Tuesday, April 12, 2011

distractions?

I'm currently busy planning Nick's 30th birthday party.  The truth is that Nick doesn't care of about his birthdays generally speaking.  If it is an excuse to have some fun, he is all good with that, but the actual birthday celebration isn't so important.  I on the other hand love birthdays.  I love to celebrate them and use them as an excuse for an extra good time.  A milestone birthday is an even bigger call for celebration!

So I have busied myself over the last few weeks planning for the big party for Nick.  It's been a good distraction for me.  I get to be creative and have tasks to accomplish.

It does bring up the issue for me of overdoing it.  Every day I have to see how much energy I have (usually directly related to how much sleep I got the night before) and then decide what I can accomplish.  Usually I have at least one thing scheduled already.  The last several days I've been pretty scheduled and then had additional things come up that have made the days long.  Today was supposed to be an easy day, but an unexpected two hour visit to the bank sort of changed that (more on that tomorrow- it was a good thing I promise).
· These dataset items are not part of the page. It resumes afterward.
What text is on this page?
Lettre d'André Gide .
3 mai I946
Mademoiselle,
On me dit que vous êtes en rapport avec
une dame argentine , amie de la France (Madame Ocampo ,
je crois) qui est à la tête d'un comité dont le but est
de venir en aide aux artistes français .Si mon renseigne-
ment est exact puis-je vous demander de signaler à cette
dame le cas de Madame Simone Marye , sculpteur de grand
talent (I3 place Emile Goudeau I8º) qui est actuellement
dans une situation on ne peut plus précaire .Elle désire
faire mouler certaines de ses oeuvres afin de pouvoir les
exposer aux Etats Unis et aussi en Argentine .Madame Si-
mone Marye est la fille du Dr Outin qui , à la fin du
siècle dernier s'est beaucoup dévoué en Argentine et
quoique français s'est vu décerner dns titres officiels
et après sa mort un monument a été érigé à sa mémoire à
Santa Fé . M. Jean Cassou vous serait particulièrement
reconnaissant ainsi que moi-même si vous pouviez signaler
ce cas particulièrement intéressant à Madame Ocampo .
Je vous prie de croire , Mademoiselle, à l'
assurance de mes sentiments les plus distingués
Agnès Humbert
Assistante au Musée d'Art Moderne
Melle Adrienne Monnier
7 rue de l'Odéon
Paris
Always in the back of my mind I think "is it okay that I didn't nap today" or "will this put me at risk to get sick" or other similar thoughts.  My social worker tells me not to worry about it, that it is better to push past the fatigue.  I think on Monday I will have a heart to heart with my oncologist about this very topic.  If my labs and everything still look good, I suspect she will agree with my social worker.  But having never had cancer before- I wouldn't know! =)

Regardless, I'm doing well.  I'm confident the tumor is continuing to shrink just like it did after the first treatment.  I can really feel the difference this time with full confidence.  So, truthfully, nothing else matters!